$ guides / mongodb / mongodb-disk-full ▌

Operations Guides

MongoDB disk full: emergency recovery when mongod can't write the journal

MongoDB disk full: emergency recovery when mongod can’t write the journal

When the filesystem backing the data or journal directory crosses a critical threshold, WiredTiger cannot allocate new journal extents. If mongod crashes or restarts, recovery replays journal files since the last checkpoint and requires free headroom to create or extend files during that replay. On a full disk, mongod hangs in recovery without binding to port 27017.

If the node is a standalone, there is no replica to fail over to. If it is a secondary, cluster redundancy is reduced while the member is down. Recovery is complicated by a counterintuitive storage engine behavior: WiredTiger reclaims space internally after deletes, but does not automatically shrink data files or return bytes to the operating system. A volume that reads 99% full after a massive delete remains 99% full at the filesystem level.

What this means

MongoDB relies on continuous journal writes for durability. At 100% filesystem utilization, journal appends fail. Depending on the exact failure path, mongod may crash immediately, enter a read-only state, or refuse to finish startup recovery.

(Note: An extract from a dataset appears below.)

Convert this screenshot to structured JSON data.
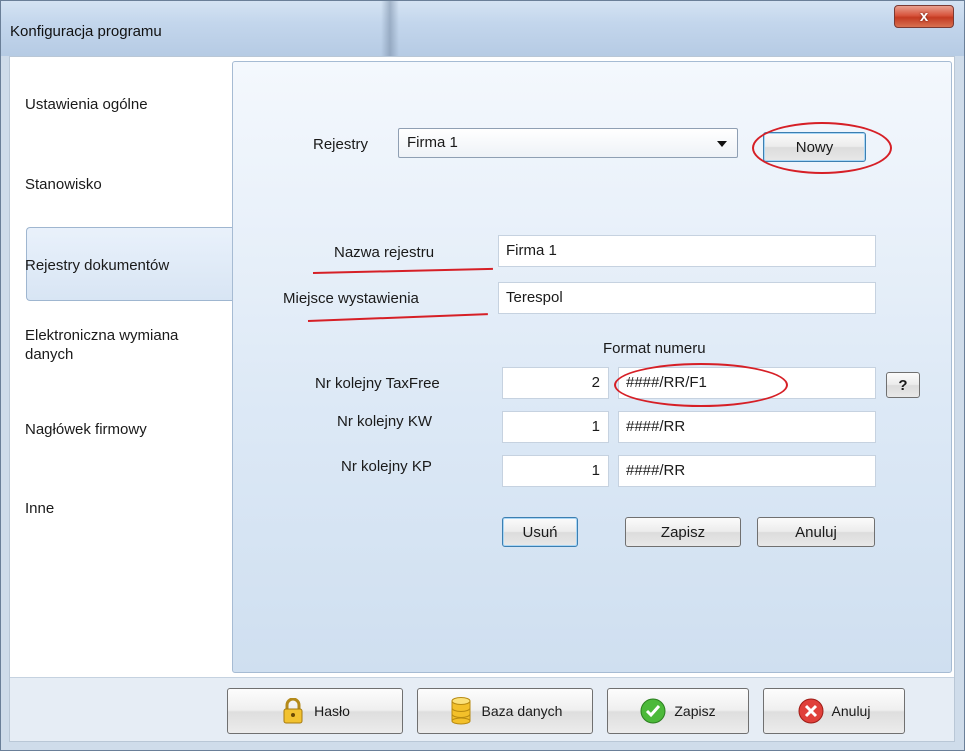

WiredTiger recovery is non-optional after an unclean shutdown. During recovery, mongod replays all journal files written since the last checkpoint before accepting connections. If the disk is too full to create new files or extend existing ones during this replay, the process hangs in recovery without opening the client port. Treat filesystem utilization above 95% with less than 2 GB free as a pageable incident.

Space accounting is non-obvious. The oplog is a capped collection with a fixed maximum size. Index builds create temporary files excluded from dbStats() output. Large deletions drop logical dataSize but leave storageSize and underlying filesystem blocks allocated. Only a compact operation or an initial sync rewrites data files and returns space to the OS.

flowchart TD
    A[Filesystem >95% full] --> B{mongod running?}
    B -->|No, recovery hangs| C[Free space for journal replay]
    B -->|Yes, but unstable| D[Find largest space consumer]
    D --> E{Replica set member?}
    E -->|Yes| F[Resync member after cleanup]
    E -->|No| G[Compact collections or expand volume]
    C --> H[Restart mongod]
    G --> H
    F --> H

Common causes

Cause	What it looks like	First thing to check
Organic data growth	`storageSize` climbs steadily and `df` shows gradual fill	`db.adminCommand({listDatabases:1})` and daily `df` trend
Uncompacted collections after mass deletes	`dataSize` drops but `df` is unchanged; `storageSize` far exceeds `dataSize`	`db.collection.stats()` comparing `storageSize` to `dataSize`
Oversized oplog	`local` database consumes far more disk than needed for the replication window	`rs.printReplicationInfo()` to compare configured size to actual window
Runaway index build temp files	Sudden spike during index creation; build may fail with space errors	`db.currentOp()` for active index builds and `du -sh` on the dbPath
Unclean shutdown with rollback files	Failover produced rollback data in the `rollback/` directory under dbPath	`du -sh <dbPath>/rollback`

Quick checks

These commands are read-only and safe to run during an incident.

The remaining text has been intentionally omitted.